As for Phillip Asher, he was confronted with the accusation later that afternoon in his office by both Chief Gates and President Goodspeed, an unlikely and awkward pairing. I am told that Asher laughed when he first heard of the informal indictment, thinking it was pure fabrication on the part of a defeated and bitter rival, easily refuted. But when he was informed that it was not me but rather Clara who had made the charge, the color drained from his face, convincing Goodspeed, at least, of Asher’s guilt.
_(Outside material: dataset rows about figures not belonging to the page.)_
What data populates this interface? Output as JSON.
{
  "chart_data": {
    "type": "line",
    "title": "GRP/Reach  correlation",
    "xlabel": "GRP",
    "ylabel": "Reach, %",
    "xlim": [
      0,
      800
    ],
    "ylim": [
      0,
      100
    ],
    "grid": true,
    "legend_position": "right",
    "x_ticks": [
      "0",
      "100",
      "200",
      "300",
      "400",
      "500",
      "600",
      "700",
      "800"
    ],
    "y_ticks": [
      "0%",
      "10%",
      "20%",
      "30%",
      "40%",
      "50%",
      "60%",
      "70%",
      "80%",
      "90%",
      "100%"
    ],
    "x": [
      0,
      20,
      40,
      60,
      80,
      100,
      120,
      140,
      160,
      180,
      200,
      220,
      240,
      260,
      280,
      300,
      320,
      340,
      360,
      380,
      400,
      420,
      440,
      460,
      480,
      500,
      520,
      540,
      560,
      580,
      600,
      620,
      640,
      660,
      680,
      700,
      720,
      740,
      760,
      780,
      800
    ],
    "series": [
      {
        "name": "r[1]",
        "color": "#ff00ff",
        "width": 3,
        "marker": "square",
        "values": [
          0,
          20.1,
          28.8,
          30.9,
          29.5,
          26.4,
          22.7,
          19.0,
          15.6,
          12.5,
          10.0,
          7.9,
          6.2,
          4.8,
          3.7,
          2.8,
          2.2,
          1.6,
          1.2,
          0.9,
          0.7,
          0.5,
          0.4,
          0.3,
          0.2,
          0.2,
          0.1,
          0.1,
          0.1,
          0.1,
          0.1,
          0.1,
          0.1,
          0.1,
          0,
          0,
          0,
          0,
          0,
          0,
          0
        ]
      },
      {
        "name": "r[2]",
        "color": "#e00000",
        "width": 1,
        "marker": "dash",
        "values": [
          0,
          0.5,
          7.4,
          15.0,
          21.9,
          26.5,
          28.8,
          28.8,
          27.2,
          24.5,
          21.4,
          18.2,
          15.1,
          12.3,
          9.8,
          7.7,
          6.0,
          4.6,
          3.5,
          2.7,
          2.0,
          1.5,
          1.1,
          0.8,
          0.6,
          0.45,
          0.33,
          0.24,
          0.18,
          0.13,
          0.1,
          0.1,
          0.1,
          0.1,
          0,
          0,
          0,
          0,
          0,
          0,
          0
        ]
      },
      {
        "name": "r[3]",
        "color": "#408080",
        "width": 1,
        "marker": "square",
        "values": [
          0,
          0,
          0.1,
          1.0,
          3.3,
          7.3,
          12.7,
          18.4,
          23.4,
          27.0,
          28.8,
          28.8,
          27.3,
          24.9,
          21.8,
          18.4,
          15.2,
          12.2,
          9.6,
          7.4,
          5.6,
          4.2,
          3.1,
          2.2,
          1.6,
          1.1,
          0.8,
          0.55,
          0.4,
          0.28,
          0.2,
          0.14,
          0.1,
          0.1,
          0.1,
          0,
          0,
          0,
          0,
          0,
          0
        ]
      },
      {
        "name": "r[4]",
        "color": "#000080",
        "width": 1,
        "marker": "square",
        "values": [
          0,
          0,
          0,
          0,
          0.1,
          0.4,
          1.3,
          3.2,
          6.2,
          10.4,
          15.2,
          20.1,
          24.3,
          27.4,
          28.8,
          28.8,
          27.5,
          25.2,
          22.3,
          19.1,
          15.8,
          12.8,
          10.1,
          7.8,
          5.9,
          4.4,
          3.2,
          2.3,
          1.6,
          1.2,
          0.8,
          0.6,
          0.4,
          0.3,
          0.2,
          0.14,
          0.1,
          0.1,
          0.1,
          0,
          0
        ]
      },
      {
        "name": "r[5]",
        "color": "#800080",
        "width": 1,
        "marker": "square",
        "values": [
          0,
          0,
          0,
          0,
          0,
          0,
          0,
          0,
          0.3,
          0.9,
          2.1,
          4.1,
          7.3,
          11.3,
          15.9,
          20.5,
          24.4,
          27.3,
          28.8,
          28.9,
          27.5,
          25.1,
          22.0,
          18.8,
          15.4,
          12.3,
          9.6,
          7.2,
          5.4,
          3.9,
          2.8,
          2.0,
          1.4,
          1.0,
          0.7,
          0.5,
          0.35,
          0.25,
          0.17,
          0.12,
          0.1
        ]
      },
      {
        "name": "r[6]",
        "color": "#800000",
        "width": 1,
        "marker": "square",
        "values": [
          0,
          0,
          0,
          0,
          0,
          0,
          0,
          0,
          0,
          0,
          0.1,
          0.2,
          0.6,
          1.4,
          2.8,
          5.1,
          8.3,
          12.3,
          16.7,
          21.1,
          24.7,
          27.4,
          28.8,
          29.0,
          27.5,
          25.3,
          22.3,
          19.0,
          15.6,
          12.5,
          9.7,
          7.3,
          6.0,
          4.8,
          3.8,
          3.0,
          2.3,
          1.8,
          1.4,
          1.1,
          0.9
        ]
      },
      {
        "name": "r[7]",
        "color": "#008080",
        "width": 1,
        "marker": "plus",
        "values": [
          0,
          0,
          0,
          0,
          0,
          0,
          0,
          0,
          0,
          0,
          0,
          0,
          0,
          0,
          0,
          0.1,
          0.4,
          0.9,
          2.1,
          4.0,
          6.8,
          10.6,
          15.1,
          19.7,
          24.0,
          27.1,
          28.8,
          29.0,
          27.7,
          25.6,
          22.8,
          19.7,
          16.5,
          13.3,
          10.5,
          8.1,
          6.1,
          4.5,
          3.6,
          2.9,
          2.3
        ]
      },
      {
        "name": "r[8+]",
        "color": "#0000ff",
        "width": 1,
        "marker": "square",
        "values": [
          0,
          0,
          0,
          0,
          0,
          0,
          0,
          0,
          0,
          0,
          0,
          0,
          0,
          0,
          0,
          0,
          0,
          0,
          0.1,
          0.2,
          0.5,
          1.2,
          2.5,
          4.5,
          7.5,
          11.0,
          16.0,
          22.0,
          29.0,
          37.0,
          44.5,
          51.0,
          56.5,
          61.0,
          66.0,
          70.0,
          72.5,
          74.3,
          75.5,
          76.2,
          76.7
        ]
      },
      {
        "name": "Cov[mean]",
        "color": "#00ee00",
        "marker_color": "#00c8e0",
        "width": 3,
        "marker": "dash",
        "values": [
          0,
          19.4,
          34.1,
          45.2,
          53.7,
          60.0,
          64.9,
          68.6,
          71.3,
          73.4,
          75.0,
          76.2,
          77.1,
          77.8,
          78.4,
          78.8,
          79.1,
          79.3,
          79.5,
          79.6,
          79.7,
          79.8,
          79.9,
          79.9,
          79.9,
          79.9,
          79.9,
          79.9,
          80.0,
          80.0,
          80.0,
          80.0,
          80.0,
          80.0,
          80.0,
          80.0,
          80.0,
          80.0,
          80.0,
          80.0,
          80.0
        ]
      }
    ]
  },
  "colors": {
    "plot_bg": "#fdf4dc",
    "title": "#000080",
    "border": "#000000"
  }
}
Asher wrote to Etna at once, insisting that the imputation wasn’t true, that perhaps Clara had misunderstood an entirely innocent gesture, though he could think of no time that he had been in such proximity to her. He would never, he would never. Could he come to see Etna? Could he please speak with her? I intercepted the letter as, of course, any loving husband would have done; though, generously, I allowed Etna to read the missive. She set it aside. Who was a mother to believe: her own child or a would-be lover?

(For I have no doubt now that Asher and Etna would shortly have become lovers. There was no other way to read the look of pure delight on Etna’s face beneath the white chandelier. And, in later years, when assaulted with the visions that sometimes plague a guilty man, I would take heart in the fact that I had at least prevented that consummation.)